By Charnicia Huggins

NEW YORK (Reuters Health) – People who rely on inexpensive
pedometers to record the number of steps taken per day may
actually be taking fewer or more steps than they think they are
taking, according to the results of a new study. The findings
also suggest that cheap pedometers should not be used in public
health programs since they are often inaccurate.

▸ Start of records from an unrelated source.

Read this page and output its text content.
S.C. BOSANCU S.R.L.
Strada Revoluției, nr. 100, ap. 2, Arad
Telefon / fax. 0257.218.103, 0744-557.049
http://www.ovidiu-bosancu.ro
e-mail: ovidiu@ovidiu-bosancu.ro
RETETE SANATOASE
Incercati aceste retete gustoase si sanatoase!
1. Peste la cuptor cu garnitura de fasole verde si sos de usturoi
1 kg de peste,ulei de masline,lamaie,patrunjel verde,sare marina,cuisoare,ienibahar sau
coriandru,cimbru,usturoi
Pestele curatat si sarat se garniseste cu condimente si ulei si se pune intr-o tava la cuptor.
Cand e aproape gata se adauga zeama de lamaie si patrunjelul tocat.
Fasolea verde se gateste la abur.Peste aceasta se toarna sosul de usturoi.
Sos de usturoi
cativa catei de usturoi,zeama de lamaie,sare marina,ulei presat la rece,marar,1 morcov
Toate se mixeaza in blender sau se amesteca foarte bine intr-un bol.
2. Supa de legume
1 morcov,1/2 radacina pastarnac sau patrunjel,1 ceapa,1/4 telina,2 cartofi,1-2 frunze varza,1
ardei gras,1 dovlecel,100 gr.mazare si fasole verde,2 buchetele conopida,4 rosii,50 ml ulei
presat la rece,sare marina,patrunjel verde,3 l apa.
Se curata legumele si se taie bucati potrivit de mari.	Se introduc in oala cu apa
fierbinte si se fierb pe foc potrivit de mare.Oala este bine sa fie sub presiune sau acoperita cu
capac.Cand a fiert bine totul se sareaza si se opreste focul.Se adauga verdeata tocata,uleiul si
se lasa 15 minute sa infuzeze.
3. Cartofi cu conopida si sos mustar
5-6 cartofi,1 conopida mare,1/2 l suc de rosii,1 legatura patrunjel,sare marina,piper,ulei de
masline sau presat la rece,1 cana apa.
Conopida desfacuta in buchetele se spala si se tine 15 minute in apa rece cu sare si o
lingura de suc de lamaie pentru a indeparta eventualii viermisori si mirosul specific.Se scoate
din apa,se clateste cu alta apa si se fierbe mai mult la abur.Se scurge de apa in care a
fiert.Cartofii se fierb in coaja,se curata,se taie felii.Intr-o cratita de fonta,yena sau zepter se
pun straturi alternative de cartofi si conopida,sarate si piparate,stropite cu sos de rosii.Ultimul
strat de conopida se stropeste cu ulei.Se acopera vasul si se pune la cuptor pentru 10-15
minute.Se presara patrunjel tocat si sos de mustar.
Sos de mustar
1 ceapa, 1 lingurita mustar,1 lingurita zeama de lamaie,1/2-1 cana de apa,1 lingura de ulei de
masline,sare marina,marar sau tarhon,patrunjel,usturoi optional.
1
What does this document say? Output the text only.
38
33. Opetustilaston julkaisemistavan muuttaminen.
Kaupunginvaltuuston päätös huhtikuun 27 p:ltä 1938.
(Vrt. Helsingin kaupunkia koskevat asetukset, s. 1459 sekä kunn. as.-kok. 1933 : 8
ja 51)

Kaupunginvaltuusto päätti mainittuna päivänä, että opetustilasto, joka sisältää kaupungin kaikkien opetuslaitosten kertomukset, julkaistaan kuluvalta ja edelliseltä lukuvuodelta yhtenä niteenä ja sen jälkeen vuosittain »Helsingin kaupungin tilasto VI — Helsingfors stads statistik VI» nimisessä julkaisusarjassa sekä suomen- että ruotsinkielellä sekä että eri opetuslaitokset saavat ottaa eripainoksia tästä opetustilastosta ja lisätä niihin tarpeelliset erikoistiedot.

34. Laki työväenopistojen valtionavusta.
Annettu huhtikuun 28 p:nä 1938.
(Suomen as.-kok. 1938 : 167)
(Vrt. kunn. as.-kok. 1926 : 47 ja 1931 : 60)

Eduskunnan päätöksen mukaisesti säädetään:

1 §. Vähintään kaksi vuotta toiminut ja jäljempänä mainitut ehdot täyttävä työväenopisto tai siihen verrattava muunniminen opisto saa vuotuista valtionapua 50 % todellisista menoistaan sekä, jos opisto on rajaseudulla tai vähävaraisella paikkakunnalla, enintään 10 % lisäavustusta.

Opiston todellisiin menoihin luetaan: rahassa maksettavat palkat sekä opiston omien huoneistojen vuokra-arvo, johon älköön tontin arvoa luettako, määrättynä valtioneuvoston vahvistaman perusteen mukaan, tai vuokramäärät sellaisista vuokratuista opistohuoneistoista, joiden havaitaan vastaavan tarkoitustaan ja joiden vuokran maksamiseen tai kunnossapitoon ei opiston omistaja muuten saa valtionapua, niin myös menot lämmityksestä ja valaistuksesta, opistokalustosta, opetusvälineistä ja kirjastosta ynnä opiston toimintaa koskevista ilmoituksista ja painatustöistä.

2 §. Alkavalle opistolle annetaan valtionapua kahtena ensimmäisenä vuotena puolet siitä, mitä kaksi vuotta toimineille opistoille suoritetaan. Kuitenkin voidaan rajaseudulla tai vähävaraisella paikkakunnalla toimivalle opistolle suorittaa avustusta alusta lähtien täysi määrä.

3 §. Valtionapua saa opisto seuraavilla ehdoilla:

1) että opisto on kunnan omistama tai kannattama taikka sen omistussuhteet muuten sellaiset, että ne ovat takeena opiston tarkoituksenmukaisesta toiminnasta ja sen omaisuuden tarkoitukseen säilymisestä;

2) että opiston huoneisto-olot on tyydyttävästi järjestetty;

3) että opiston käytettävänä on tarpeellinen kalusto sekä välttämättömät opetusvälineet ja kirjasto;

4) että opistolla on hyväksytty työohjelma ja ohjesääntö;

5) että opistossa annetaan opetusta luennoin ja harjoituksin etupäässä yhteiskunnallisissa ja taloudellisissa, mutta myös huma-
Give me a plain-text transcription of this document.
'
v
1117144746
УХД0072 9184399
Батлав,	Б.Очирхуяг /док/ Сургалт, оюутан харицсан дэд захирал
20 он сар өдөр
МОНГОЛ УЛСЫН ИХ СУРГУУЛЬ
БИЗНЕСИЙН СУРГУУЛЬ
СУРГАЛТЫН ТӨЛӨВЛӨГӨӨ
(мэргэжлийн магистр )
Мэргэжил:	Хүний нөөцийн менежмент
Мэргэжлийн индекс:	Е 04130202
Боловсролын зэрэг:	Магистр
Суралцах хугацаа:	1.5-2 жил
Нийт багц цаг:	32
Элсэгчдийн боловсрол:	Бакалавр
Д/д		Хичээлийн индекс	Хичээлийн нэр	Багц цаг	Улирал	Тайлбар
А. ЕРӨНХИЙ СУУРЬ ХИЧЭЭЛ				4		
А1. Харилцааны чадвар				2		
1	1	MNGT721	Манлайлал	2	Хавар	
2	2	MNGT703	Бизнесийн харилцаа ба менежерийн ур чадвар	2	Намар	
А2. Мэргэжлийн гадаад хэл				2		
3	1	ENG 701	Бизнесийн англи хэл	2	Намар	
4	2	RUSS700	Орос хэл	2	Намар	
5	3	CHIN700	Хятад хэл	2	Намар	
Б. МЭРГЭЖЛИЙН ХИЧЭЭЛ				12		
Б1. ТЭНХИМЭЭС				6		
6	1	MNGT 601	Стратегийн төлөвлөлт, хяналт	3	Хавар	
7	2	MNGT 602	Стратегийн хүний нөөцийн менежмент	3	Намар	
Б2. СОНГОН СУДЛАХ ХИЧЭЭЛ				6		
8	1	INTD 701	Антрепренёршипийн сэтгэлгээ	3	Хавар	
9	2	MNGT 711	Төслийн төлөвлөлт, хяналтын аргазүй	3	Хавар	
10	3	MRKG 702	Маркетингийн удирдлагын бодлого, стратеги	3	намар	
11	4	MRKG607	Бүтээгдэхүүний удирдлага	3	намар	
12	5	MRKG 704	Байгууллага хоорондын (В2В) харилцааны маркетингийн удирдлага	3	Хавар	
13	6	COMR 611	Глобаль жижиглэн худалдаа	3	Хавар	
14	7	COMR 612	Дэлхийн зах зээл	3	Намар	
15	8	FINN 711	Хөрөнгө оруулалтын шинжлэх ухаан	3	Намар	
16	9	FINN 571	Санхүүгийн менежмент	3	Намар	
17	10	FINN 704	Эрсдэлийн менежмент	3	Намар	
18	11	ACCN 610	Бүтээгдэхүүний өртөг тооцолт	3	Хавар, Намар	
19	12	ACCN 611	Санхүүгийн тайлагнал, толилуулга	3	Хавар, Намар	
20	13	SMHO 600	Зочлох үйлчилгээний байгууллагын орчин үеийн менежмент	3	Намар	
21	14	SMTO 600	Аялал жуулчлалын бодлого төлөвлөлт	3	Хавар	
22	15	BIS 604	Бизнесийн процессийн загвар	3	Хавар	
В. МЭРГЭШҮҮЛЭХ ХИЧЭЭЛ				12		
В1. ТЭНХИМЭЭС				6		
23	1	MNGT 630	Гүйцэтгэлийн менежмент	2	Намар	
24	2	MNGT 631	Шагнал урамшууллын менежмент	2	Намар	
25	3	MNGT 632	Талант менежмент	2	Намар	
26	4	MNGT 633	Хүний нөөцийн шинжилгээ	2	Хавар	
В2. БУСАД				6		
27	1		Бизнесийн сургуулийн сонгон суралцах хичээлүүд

“Researchers, the merchandising industry and possible
buyers of inexpensive step counters should be aware of the
considerable validity problems of some pedometer brands,” study
co-author Dr. Katrien De Cocker, of Ghent University in
Belgium, told Reuters Health.

Ghent’s public health campaign has urged people to take
10,000 steps per day and many have begun using pedometers. Some
experts considered distributing pedometers, in particular, the
inexpensive Stepping Meter, for free to help more people meet
this physical activity goal. However, this pedometer, which
sells for about 1 euro (US $1.20), has not been evaluated to
determine its accuracy.

De Cocker and colleagues recruited 35 healthy volunteers,
between 20 and 60 years old, to test 973 these pedometers. Each
volunteer tested 30 Stepping Meters, over a course of six days,
along with the Yamax Digiwalker SW-200, a pedometer known to
give highly accurate readings.

Overall, 26 percent of the Stepping Meters displayed
readings that fell within the acceptable range, which was a 10
percent or less variation from the Digiwalker reading. The
remaining 74 percent either overestimated or underestimated the
numbers of steps taken by more than 10 percent, the researchers
report in the British Journal of Sports Medicine.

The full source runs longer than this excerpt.